Dengan kata lain, kalau saya harus memilih mana yang juara satu, maka hanya ada dua kemungkinan: pertama Akbar yang juara pertama (karena selain wawasannya luas, lebih pas bagi publik TV yang notabene berpenonton heterogen) dan kedua, baik Ryan maupun Akbar dinobatkan jadi Juara Pertama.
Menarik kata Butet, bagi seorang player sejati (pemain kelas pendekar) teori-teori stand up comedy seperti: one liner, rule of three, exaggeration/understatement, observational humor, parody dan lain-lain bukannya tidak penting, tetapi semua jurus dan teori itu sudah seharusnya merasuk secara integrated ke dalam action si pemain. Pemain tidak perlu menjelas-jelaskan masalah itu, karena semua gerak atau gaya sudah menjadi refleks dan menjadi style dirinya. Bagi penonton pada akhirnya hanya melihat penampilan yang ada di depan mereka itu  bagus atau buruk, menarik atau tidak menarik. Begitulah (Darminto M Sudarmo).
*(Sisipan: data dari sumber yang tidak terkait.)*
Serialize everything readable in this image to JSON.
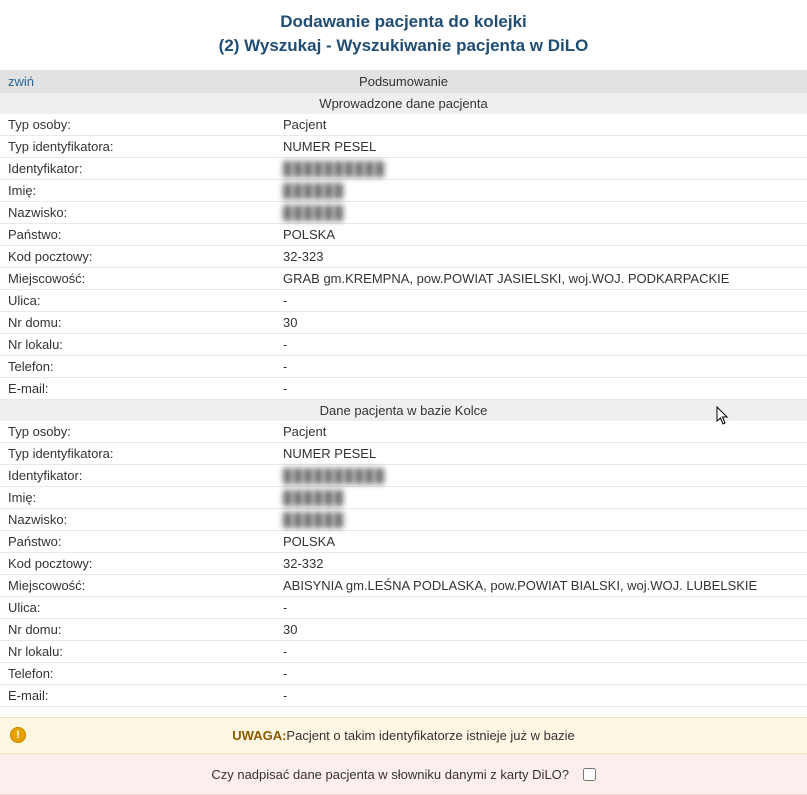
{
  "title_line1": "Dodawanie pacjenta do kolejki",
  "title_line2": "(2) Wyszukaj - Wyszukiwanie pacjenta w DiLO",
  "summary_header": "Podsumowanie",
  "collapse_label": "zwiń",
  "section_entered_header": "Wprowadzone dane pacjenta",
  "section_kolce_header": "Dane pacjenta w bazie Kolce",
  "labels": {
    "typ_osoby": "Typ osoby:",
    "typ_ident": "Typ identyfikatora:",
    "ident": "Identyfikator:",
    "imie": "Imię:",
    "nazwisko": "Nazwisko:",
    "panstwo": "Państwo:",
    "kod": "Kod pocztowy:",
    "miejscowosc": "Miejscowość:",
    "ulica": "Ulica:",
    "nr_domu": "Nr domu:",
    "nr_lokalu": "Nr lokalu:",
    "telefon": "Telefon:",
    "email": "E-mail:"
  },
  "entered": {
    "typ_osoby": "Pacjent",
    "typ_ident": "NUMER PESEL",
    "ident": "██████████",
    "imie": "██████",
    "nazwisko": "██████",
    "panstwo": "POLSKA",
    "kod": "32-323",
    "miejscowosc": "GRAB gm.KREMPNA, pow.POWIAT JASIELSKI, woj.WOJ. PODKARPACKIE",
    "ulica": "-",
    "nr_domu": "30",
    "nr_lokalu": "-",
    "telefon": "-",
    "email": "-"
  },
  "kolce": {
    "typ_osoby": "Pacjent",
    "typ_ident": "NUMER PESEL",
    "ident": "██████████",
    "imie": "██████",
    "nazwisko": "██████",
    "panstwo": "POLSKA",
    "kod": "32-332",
    "miejscowosc": "ABISYNIA gm.LEŚNA PODLASKA, pow.POWIAT BIALSKI, woj.WOJ. LUBELSKIE",
    "ulica": "-",
    "nr_domu": "30",
    "nr_lokalu": "-",
    "telefon": "-",
    "email": "-"
  },
  "alert_prefix": "UWAGA:",
  "alert_text": "Pacjent o takim identyfikatorze istnieje już w bazie",
  "overwrite_question": "Czy nadpisać dane pacjenta w słowniku danymi z karty DiLO?"
}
 Ahmed T-sar Blenzinky, Jadud Sumarno, Imam Tantowi dan 11 lainnya menyukai ini.

  • 1 kali dibagikan

    • Butet Kartaredjasa Jika dimungkinkan, sakjane aku lebih suka jika keduanya Juara I bung
      18 Desember pukul 0:46 ·  4

    • Tony Trie Artono Bangsa kita masih condong bersimpati kepada Comedian yang menggunakan mimik lucu , ketimbang fokus kepada "power of humor speech" nya!
      18 Desember pukul 0:48 ·  1

    • Darminto M Sudarmo iya Kang... anda bener, keduanya punya kekuatan n kekurangan masing2...
      18 Desember pukul 0:50 · 

    • Darminto M Sudarmo Tony Trie Artono ... begitu ya pak ...bahasa visual mungkin gak bikin capek utk mikir...
      18 Desember pukul 0:59 ·  2

    • Tony Trie Artono Mas Darminto M Sudarmo : saya jadi kasihan kalau melihat Butet Kartareja berakting dalam Sentilan-sentilun! Padahal seharusnya bisa lebih berkonsentrasi kepada isi dialognya , dari pada memonyong-monyongkan bibir!! Tapi rupanya Butet paham benar bahwa bangsa kita ini tingkat kepuasannya memang baru segitunya!
      18 Desember pukul 1:10 · · 5

    • Darminto M Sudarmo pemain yg baik, siap utk semua peran; artis yg cantik pun harus siap jadi pembokat atau psk sekalipun ....tapi kang butet mungkin punya alasan lain...?
      18 Desember pukul 1:14 · 1

    • Koes Komo asik dibaca dan perlu ini pak.... kamsia..... :)
      18 Desember pukul 3:50 ·  · 1

    • Tris Sakeh Kalo saja
      lombanya berupa audisi lawak, maka jurinya adalah penonton/pendengar. Tapi lomba yang di Kompas tv itu kan jurinya udah tertentu, jadi keputusan menang kalahnya ya pada ketiga juri itu. Kalo Butet komen meski secara informal "......... aku lebih suka keduanya juara I", menunjukkan bahwa Butet tidak konsekuen sebagai juri.
      Menyentil soal "Sentilan Sentilun", itu sajian konvensional, (sengaja?) ga melibatkan jiwa muda (aku manula tapi jiwaku muda) -- jadi mending aku diem aja wong merasa ga dilibatken. Salam.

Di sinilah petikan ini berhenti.